The pair wrote congressional leaders in May asking for a $3-billion bailout to support the authority’s $37-billion capital plan, including the AirTrain — even though the Port Authority earlier had trumpeted the fact that the project would be financed by passenger-facility charges and not taxpayer money. Gov. Cuomo — the AirTrain’s biggest booster — has since sought President Trump’s assistance for the bailout, painting it as necessary for supporting construction jobs, even though Port Authority executives have acknowledged that LaGuardia air traffic won’t recover anytime soon.

Basically, the fate of the project lies in the hands of Senate Majority Leader Mitch McConnell, who has said that he opposes what he calls bailouts for Democrat-led states such as New York and New Jersey. (Of course, McConnell could lose his job in November.)

The proposed route of the LGA AirTrain runs along the Grand Central Parkway and Flushing Bay to Willets Point. Image: Governor's Office
The proposed route of the LGA AirTrain runs along the Grand Central Parkway and Flushing Bay to Willets Point. Image: Governor’s Office

The AirTrain, which would run 1.5 miles between the Willets Point 7/LIRR station and LaGuardia, hugging the Grand Central Parkway, has garnered opposition from a host of quarters. Transit advocates argue that its route makes no sense, that it adds nothing to the transit system, and that it ignores better alternatives; fiscal conservatives, noting its ballooning price tag, think it is a wasteful white elephant; environmentalists charge it will hurt the Flushing Bay shoreline, and local homeowners worry it will damage their houses.

A major goal of the project is simply to supply off-airport parking for LaGuardia employees who chose to drive.

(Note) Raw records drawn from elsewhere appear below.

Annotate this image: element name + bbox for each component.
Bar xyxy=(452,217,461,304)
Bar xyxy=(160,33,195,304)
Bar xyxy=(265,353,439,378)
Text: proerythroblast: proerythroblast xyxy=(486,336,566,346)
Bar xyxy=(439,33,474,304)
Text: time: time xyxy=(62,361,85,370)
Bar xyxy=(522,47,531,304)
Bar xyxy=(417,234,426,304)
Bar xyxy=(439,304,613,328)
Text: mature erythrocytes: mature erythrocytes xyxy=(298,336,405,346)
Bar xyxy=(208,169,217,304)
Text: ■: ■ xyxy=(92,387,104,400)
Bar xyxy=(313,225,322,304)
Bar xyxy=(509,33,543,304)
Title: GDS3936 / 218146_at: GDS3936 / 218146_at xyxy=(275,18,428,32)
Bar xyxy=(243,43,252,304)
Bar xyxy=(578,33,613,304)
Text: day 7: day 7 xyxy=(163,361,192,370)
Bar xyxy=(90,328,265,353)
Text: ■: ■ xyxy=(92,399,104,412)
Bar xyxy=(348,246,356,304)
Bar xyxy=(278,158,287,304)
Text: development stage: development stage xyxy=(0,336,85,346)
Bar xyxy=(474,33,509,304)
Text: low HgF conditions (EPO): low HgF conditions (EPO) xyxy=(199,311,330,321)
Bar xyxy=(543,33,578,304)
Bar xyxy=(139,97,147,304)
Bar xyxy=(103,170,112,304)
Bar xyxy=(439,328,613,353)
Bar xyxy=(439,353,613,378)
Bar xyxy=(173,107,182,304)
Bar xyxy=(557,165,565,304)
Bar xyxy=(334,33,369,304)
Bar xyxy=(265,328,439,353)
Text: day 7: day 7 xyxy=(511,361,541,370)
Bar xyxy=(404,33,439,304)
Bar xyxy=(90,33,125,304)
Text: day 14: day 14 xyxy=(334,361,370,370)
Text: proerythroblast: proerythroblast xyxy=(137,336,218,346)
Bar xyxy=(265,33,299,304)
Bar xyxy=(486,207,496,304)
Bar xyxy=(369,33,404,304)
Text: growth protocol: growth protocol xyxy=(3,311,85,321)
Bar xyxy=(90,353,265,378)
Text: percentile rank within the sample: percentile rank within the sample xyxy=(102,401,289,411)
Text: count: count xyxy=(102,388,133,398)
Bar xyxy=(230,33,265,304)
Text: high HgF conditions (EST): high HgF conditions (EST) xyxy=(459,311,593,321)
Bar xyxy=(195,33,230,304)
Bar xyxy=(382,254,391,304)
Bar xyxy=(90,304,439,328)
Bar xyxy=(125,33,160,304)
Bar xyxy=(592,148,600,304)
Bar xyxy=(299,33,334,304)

“The draft EIS shows how Cuomo has his thumb on the scale of this rigged process,” said transit expert Ben Kabak, who blogs at Second Avenue Sagas. “Unsurprisingly, the draft EIS repeats the claim that any alternative not have a ‘material effect to major infrastructure, transportation facilities or utilities,’ a non-legal standard intended to favor only the AirTrain. This process was flawed from the start and continues to dismiss alternatives that would improve transit through underserved neighborhoods and provide a direct connection to the airport. This project is in doubt due to the PA’s coronavirus-related budget crisis, and the feds shouldn’t bail it out without a better approach.” 

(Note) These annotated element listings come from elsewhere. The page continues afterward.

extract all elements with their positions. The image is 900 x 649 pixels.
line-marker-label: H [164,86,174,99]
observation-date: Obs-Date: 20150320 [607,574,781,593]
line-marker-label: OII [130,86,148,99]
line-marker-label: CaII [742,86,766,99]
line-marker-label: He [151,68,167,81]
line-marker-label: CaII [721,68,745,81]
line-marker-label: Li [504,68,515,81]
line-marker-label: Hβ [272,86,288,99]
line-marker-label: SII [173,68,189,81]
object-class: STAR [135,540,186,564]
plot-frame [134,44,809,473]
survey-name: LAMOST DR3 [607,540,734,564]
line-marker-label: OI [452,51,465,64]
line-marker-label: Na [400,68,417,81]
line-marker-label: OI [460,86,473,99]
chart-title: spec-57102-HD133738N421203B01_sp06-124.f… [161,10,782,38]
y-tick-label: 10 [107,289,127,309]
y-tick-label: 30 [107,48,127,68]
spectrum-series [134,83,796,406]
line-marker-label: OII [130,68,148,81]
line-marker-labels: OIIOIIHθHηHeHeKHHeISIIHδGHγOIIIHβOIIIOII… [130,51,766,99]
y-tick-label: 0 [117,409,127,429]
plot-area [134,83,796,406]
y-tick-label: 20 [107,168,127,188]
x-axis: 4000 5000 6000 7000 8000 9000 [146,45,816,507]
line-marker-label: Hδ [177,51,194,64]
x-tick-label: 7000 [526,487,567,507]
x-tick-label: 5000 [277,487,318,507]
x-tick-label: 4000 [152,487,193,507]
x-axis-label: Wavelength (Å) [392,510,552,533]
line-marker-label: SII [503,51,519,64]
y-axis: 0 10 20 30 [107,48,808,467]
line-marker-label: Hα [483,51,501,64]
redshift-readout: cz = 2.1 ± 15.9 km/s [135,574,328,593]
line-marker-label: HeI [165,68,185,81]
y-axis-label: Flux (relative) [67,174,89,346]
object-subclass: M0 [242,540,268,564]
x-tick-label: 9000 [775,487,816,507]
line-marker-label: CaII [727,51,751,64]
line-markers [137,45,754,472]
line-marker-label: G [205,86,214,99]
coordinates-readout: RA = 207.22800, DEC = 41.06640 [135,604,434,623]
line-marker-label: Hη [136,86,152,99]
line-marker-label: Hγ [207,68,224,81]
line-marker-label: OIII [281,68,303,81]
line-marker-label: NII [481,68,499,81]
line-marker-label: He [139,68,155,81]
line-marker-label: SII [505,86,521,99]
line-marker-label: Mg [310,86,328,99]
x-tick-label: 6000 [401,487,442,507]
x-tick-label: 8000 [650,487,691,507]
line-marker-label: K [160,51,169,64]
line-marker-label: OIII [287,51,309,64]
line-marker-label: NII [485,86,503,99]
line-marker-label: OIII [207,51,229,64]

Rep. Alexandria Ocasio-Cortez, who represents the area, opposes the AirTrain and the proposed federal bailout, declaring recently that “no federal COVID-19 relief funding directed to the Port Authority [should] be used for the construction of an AirTrain.”

AirTrain critic Frank Taylor, president of the Ditmars Boulevard Homeowners Association, called the FAA’s environmental review “meritless” and “premature” given that air travel has tanked and the Port Authority is broke.

The proposal “is completely detached from the current pandemic and post-pandemic reality,” Taylor said. “With air traffic and mass-transit ridership completely eroded, the entire factual and economic foundation for the current plan has been rendered obsolete-and that’s ignoring the fact that even before COVID-19, the Port failed to really examine more sensible alternative routes.

The project has vociferous supporters, however, among the building-trades unions and the big construction companies that line Cuomo’s campaign coffers. In a nod to them, Cotton and O’Toole said in their statement that the project “will provide thousands and thousands of good paying jobs and contribute critically important economic activity to help drive the desperately needed recovery from the COVID-19 crisis.” 

The publication of the draft EIS opens the next phase of the AirTrain’s regulatory odyssey. The FAA will hold online workshops and hearings on the document on Sept. 22, 23 and 24 in order to solicit more public comment. (Earlier public-comment sessions drew mostly negative reactions.) The document and associated online links can be found at lgaaccesseis.com.